Propagation is effected by seeds, grafting, root-cuttings, and one or two other means. Meyer reports regarding the methods employed in China: "As the varieties do not come true to seed, the trees are mostly propagated by the suckers which are nearly always found at their bases. Root cuttings can also be taken. Some varieties, however, do not readily produce suckers, and root cuttings are not successful. Then the Chinese resort to grafting the cions on wild stock. This grafting practice, however, seems to be confined to only a few localities, where the growers are men of considerable experience."
1 California Citrograph, Oct., 1917. 2 Bull. 204, Bur. Plant Industry.
The most satisfactory method of propagating the Chinese varieties in California has been whip-grafting. Seedling jujubes are used for stock-plants. These are easily grown, although the seeds (which are sown in drills in the open ground) are slow to germinate and it takes two years to produce a good plant. At one year of age many of them will be large enough to graft, but it is better to leave them until the second year.

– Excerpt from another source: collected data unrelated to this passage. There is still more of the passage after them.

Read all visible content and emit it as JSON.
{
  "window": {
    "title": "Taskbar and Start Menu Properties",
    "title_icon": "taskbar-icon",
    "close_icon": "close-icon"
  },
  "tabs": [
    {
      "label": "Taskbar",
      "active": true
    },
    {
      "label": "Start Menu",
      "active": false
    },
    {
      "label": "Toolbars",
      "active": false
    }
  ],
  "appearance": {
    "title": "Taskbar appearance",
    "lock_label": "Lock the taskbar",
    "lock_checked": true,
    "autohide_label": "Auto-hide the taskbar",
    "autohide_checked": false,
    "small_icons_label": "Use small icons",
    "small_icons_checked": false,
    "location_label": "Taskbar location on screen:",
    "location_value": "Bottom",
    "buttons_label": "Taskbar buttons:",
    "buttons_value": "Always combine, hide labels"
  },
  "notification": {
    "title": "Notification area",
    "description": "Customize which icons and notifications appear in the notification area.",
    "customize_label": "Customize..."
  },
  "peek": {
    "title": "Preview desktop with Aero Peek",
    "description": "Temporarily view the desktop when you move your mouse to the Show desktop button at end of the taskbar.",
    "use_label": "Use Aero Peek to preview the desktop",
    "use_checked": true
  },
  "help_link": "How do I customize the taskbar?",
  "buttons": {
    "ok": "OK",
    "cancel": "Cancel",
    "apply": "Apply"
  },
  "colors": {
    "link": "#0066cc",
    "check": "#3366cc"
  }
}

J. E. Morrow, who has had experience in propagating the jujube at the United States Plant Introduction Field Station at Chico, California, notes that plants grafted in February sometimes grow to a height of three or four feet before the end of the year and mature a few fruits. He says further:
"The jujube root is one which does not like to be disturbed, and for quick results, and where climatic conditions will permit, I would advocate field-grafting on two-year-old roots. The cions are inserted close to the root, and covered with soil, which should not, however, be over one inch in depth above the top of the cion, so that when the ground settles after a hard rain the young plant will still be able to force its way through it.

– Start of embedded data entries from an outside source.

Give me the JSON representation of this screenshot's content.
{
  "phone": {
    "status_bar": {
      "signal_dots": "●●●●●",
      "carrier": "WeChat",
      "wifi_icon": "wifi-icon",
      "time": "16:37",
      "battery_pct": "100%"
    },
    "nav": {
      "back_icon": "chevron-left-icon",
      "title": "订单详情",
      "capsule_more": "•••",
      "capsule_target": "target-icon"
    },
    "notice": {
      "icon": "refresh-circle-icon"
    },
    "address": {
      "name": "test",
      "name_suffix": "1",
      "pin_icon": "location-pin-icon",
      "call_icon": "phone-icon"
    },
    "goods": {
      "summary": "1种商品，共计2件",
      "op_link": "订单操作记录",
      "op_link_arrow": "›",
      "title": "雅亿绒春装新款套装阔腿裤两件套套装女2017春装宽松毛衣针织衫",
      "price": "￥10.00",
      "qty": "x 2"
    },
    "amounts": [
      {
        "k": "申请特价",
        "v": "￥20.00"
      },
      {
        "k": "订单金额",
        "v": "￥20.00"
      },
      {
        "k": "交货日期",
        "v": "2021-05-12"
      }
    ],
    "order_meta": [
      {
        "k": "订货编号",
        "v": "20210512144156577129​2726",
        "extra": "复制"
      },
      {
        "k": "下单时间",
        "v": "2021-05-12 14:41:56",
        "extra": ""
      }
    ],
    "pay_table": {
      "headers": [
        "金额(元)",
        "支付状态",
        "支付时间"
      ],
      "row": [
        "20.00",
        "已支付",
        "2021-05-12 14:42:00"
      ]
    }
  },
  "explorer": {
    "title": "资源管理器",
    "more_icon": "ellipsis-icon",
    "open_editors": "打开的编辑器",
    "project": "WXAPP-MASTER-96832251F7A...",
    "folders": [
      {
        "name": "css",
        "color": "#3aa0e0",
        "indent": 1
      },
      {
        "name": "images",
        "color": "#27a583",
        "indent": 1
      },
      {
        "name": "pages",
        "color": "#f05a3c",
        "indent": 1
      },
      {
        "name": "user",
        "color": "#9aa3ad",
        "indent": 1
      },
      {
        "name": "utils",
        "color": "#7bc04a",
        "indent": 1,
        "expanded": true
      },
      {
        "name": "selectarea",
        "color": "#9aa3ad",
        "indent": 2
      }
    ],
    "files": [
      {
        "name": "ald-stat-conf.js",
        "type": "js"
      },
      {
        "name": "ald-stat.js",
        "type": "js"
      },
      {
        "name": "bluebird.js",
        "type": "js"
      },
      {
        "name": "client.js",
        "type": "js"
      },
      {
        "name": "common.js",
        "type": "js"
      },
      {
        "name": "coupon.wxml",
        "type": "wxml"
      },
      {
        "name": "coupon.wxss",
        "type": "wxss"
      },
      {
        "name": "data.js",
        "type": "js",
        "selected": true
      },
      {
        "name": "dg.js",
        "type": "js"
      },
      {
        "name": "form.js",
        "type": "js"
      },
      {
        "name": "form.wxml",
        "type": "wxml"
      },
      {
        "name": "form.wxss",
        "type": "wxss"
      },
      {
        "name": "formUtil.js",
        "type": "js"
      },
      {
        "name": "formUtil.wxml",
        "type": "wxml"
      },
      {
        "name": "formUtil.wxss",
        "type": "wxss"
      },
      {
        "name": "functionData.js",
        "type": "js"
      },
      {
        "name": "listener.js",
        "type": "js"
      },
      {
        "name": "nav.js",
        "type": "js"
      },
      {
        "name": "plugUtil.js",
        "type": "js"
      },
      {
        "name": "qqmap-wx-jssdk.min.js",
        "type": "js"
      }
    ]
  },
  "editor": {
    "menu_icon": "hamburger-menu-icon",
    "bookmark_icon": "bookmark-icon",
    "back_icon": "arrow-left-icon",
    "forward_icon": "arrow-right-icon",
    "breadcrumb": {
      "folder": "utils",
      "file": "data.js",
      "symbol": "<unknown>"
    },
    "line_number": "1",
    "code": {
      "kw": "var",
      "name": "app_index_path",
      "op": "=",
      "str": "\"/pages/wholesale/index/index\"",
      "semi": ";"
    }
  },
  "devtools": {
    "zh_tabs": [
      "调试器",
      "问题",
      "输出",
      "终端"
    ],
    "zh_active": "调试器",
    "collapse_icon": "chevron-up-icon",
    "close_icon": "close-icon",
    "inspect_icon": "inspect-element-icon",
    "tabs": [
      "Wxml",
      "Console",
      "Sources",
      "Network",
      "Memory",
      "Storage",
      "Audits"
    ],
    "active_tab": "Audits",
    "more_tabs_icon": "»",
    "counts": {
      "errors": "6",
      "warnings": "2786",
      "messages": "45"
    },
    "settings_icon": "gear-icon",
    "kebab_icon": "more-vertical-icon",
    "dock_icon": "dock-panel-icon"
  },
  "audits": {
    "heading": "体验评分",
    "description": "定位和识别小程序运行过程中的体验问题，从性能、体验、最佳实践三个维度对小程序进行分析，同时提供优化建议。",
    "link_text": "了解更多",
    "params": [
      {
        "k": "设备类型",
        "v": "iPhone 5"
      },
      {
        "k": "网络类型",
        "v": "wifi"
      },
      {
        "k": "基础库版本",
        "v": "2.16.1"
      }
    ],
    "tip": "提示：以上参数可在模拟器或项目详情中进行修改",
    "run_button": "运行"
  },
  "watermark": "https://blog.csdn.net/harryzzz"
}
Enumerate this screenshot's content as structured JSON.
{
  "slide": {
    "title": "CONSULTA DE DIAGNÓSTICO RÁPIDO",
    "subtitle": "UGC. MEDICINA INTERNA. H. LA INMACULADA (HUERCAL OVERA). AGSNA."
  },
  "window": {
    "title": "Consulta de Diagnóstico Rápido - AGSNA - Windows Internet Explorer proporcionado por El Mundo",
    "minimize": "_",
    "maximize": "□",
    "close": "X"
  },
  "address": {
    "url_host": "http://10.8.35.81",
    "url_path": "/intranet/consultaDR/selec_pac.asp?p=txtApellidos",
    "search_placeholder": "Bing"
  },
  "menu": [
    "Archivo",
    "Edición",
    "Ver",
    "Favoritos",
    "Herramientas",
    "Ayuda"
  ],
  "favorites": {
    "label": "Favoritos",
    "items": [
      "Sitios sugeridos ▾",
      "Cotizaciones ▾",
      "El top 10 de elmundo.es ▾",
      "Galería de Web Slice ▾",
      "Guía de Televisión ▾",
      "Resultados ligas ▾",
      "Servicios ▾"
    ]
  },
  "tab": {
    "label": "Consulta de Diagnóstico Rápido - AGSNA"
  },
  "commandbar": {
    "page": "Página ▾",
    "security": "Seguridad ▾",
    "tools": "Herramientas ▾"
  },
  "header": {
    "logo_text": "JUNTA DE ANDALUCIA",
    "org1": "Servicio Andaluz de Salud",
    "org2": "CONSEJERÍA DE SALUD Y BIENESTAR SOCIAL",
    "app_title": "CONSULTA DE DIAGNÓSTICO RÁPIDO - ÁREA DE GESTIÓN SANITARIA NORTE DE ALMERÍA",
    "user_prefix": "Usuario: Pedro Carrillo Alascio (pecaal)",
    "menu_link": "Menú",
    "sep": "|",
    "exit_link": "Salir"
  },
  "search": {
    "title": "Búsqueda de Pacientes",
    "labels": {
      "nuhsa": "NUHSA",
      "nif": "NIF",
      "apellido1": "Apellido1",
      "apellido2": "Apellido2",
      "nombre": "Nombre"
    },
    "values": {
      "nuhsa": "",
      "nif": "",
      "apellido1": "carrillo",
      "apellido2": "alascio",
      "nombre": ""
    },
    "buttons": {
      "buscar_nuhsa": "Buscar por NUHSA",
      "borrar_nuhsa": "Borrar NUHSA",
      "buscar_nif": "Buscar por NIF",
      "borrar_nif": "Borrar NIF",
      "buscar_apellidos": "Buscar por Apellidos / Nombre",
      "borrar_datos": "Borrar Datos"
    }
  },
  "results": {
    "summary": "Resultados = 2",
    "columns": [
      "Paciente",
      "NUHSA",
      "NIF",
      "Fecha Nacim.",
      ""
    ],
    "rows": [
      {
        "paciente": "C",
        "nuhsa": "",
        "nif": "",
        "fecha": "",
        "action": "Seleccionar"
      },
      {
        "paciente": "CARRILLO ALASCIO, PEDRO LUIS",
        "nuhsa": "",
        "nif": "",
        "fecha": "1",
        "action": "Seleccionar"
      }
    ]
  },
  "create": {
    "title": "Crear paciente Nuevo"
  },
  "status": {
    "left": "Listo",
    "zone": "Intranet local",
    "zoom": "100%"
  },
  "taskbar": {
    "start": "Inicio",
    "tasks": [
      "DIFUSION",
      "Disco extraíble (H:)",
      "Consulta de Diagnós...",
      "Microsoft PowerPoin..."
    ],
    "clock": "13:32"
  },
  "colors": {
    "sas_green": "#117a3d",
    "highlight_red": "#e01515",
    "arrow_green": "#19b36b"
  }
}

"The argument in favor of bench-grafting is this: it may be done when the soil is too muddy or cold to permit outside work. The stock-plants are cut off just above the root, or the larger roots themselves are used as stocks. Upon these a cion about four inches long and of the diameter of a lead penicl is whip-grafted, and wrapped with raffia. A wedge-graft may be used if the stock is much larger than the cion. The grafts are then packed in boxes, between layers of moistened cedar or redwood sawdust or ' shingletow.' The box should be kept where temperature remains between 40° and 50°. In about a month calluses should have formed, and the grafts may be planted in the field. Grafting may be done in California any time in February or March, and the plants should go into the field not later than April 1. Cions may be cut between the first of December and the first of February, and stored until wanted for use."

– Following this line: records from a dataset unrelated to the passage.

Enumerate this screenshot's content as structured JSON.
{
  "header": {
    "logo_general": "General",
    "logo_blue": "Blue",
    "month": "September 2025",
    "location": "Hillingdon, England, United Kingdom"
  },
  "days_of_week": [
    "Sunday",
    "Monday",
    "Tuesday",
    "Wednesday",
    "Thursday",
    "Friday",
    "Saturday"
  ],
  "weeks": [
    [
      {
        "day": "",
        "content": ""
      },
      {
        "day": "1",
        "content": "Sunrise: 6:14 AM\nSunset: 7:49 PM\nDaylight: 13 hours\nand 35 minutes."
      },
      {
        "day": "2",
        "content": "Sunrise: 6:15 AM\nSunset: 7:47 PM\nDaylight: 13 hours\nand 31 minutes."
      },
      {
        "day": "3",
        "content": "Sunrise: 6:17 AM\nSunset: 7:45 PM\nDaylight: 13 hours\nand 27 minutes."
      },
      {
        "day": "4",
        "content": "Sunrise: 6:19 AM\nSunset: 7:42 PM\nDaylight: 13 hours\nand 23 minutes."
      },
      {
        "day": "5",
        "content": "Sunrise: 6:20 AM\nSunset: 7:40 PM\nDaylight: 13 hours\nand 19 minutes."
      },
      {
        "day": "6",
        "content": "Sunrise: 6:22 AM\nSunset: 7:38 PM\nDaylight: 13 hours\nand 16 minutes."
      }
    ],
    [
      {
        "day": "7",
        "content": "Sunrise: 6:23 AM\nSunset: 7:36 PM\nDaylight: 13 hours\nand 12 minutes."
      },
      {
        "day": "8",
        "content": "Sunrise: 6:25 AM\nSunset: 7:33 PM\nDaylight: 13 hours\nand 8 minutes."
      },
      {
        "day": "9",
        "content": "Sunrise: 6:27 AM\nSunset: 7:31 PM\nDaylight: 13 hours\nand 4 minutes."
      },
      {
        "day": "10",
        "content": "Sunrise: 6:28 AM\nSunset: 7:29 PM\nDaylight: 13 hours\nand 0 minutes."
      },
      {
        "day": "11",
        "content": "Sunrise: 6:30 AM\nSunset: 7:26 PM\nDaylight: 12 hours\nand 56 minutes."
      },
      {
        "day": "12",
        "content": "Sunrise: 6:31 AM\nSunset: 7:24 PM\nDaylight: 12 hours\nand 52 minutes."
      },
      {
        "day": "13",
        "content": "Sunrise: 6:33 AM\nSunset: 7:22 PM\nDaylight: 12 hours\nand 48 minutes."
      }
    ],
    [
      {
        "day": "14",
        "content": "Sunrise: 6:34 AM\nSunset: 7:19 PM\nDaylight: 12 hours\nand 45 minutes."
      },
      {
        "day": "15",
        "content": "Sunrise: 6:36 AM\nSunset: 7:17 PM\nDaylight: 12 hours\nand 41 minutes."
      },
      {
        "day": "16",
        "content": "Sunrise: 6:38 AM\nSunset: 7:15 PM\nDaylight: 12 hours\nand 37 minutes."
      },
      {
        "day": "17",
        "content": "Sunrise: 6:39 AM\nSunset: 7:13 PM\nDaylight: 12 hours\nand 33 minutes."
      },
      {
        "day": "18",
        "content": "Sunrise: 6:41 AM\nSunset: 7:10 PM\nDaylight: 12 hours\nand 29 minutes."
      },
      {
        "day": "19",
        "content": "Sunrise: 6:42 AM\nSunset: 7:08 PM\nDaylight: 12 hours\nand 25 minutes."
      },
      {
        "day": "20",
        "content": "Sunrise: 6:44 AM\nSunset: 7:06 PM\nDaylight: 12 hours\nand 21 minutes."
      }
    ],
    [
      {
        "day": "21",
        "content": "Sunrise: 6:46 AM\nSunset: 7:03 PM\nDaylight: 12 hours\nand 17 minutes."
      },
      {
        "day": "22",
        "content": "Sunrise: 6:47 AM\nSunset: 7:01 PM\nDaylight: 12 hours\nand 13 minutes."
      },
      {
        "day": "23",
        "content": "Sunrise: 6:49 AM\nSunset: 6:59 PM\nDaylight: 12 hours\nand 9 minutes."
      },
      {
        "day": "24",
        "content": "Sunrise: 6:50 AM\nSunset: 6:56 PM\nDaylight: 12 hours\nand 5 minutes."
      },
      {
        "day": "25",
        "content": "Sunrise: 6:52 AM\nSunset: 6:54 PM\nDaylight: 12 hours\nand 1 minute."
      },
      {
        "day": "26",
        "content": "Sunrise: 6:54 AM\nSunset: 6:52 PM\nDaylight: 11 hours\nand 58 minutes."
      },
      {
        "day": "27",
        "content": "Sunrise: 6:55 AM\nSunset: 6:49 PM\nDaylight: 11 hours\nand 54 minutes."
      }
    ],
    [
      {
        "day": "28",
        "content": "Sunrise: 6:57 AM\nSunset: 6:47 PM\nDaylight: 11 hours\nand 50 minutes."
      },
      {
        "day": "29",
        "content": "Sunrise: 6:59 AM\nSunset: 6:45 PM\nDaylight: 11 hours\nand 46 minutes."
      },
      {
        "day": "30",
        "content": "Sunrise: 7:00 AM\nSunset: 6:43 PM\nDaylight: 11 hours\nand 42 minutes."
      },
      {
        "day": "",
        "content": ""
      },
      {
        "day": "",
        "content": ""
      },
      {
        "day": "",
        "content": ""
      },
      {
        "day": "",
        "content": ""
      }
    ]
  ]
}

The jujube is precocious and prolific in fruiting, and rarely fails to produce a good crop. Meyer observed in China that the plants begin to decline in vigor and productiveness after twenty-five or thirty years, and rarely live more than forty years. There are many varieties known in China, and not a few in other countries. Meyer has described ten of the best Chinese kinds in Bulletin 204, quoted above: most of these have been introduced into the United States and some have already produced fruit here. The best are considered to be the Yu, the Mu shing hong, and the Lang.